A North Carolina man, Jarrett D. Mitchem, 66, of Hendersonville, was sentenced to 9 months in prison for tax evasion. Mitchem was also ordered to serve 2 years under court supervision after he is released from prison, plus an additional 3 months of home confinement. The court ordered that he pay $151,089 as restitution to the Department of Treasury.

U.S. Attorney Jill Westmoreland Rose announced the sentence, joined by Thomas J. Holloman III, Special Agent in Charge of the Internal Revenue Service, Criminal Investigation Division (IRS-CI). The investigation was handled by IRS-CI, and the case was prosecuted by Assistant United States Attorney Don Gast of the U.S. Attorney’s Office in Asheville.

Mitchem was found to have hidden money in secret offshore accounts and failed to report the income generated from those accounts. He was identified through a deferred prosecution agreement with the Union Bank of Switzerland (UBS) in February 2009. As part of the agreement, UBS provided the government with the identities of and account information for persons who likely had engaged in actions designed to evade United States income tax liabilities.

Court records show that Mitchem opened a Swiss bank account at UBS in November 1995 and transferred approximately $4 million he inherited from his parents to the account in 2005. In May 2011, an IRS revenue agent contacted Mitchem regarding the UBS accounts, and he initially withheld some information but agreed to provide the UBS bank records after being confronted by the IRS agent.

Mitchem only provided bank records for his parents’ UBS account and not his personal UBS account. In November 2011, he filed his federal tax return forms for tax years 2004 through 2007, in which he failed to claim capital gains and substantial interest income from money held in his UBS bank account. Mitchem admitted in court and in filed documents that he knew his earnings should have been claimed and that he willfully omitted reporting them to avoid the payment of additional income tax.

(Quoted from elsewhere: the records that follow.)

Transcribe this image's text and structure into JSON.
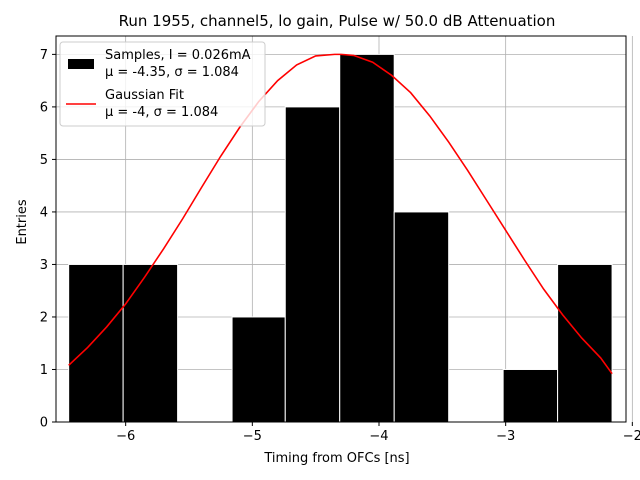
{
  "chart_data": {
    "type": "bar",
    "title": "Run 1955, channel5, lo gain, Pulse w/ 50.0 dB Attenuation",
    "xlabel": "Timing from OFCs [ns]",
    "ylabel": "Entries",
    "xlim": [
      -6.55,
      -2.05
    ],
    "ylim": [
      0,
      7.35
    ],
    "xticks": [
      -6,
      -5,
      -4,
      -3,
      -2
    ],
    "xtick_labels": [
      "−6",
      "−5",
      "−4",
      "−3",
      "−2"
    ],
    "yticks": [
      0,
      1,
      2,
      3,
      4,
      5,
      6,
      7
    ],
    "ytick_labels": [
      "0",
      "1",
      "2",
      "3",
      "4",
      "5",
      "6",
      "7"
    ],
    "grid": true,
    "legend_position": "top-left",
    "histogram": {
      "name": "Samples, I = 0.026mA",
      "stats": "μ = -4.35, σ = 1.084",
      "color": "#000000",
      "bins": [
        {
          "x0": -6.45,
          "x1": -6.02,
          "value": 3
        },
        {
          "x0": -6.02,
          "x1": -5.59,
          "value": 3
        },
        {
          "x0": -5.59,
          "x1": -5.16,
          "value": 0
        },
        {
          "x0": -5.16,
          "x1": -4.74,
          "value": 2
        },
        {
          "x0": -4.74,
          "x1": -4.31,
          "value": 6
        },
        {
          "x0": -4.31,
          "x1": -3.88,
          "value": 7
        },
        {
          "x0": -3.88,
          "x1": -3.45,
          "value": 4
        },
        {
          "x0": -3.45,
          "x1": -3.02,
          "value": 0
        },
        {
          "x0": -3.02,
          "x1": -2.59,
          "value": 1
        },
        {
          "x0": -2.59,
          "x1": -2.16,
          "value": 3
        }
      ]
    },
    "fit": {
      "name": "Gaussian Fit",
      "stats": "μ = -4, σ = 1.084",
      "color": "#ff0000",
      "x": [
        -6.45,
        -6.3,
        -6.15,
        -6.0,
        -5.85,
        -5.7,
        -5.55,
        -5.4,
        -5.25,
        -5.1,
        -4.95,
        -4.8,
        -4.65,
        -4.5,
        -4.35,
        -4.3,
        -4.2,
        -4.05,
        -3.9,
        -3.75,
        -3.6,
        -3.45,
        -3.3,
        -3.15,
        -3.0,
        -2.85,
        -2.7,
        -2.55,
        -2.4,
        -2.25,
        -2.16
      ],
      "y": [
        1.08,
        1.42,
        1.81,
        2.25,
        2.76,
        3.3,
        3.87,
        4.47,
        5.06,
        5.61,
        6.1,
        6.5,
        6.8,
        6.97,
        7.0,
        7.0,
        6.98,
        6.85,
        6.6,
        6.27,
        5.83,
        5.33,
        4.79,
        4.22,
        3.65,
        3.08,
        2.53,
        2.04,
        1.6,
        1.22,
        0.92
      ]
    }
  }
}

The investigation was handled by IRS-CI, and the case was prosecuted by Assistant United States Attorney Don Gast of the U.S. Attorney’s Office in Asheville. Mitchem will be ordered to report to the Federal Bureau of Prison upon designation of a federal facility. All federal sentences are served without the possibility of parole.

The court records show that the tax loss associated with the unclaimed income from Mitchem’s Swiss bank account is over $150,000. He was charged with tax evasion and failed to report the income generated from his secret offshore accounts.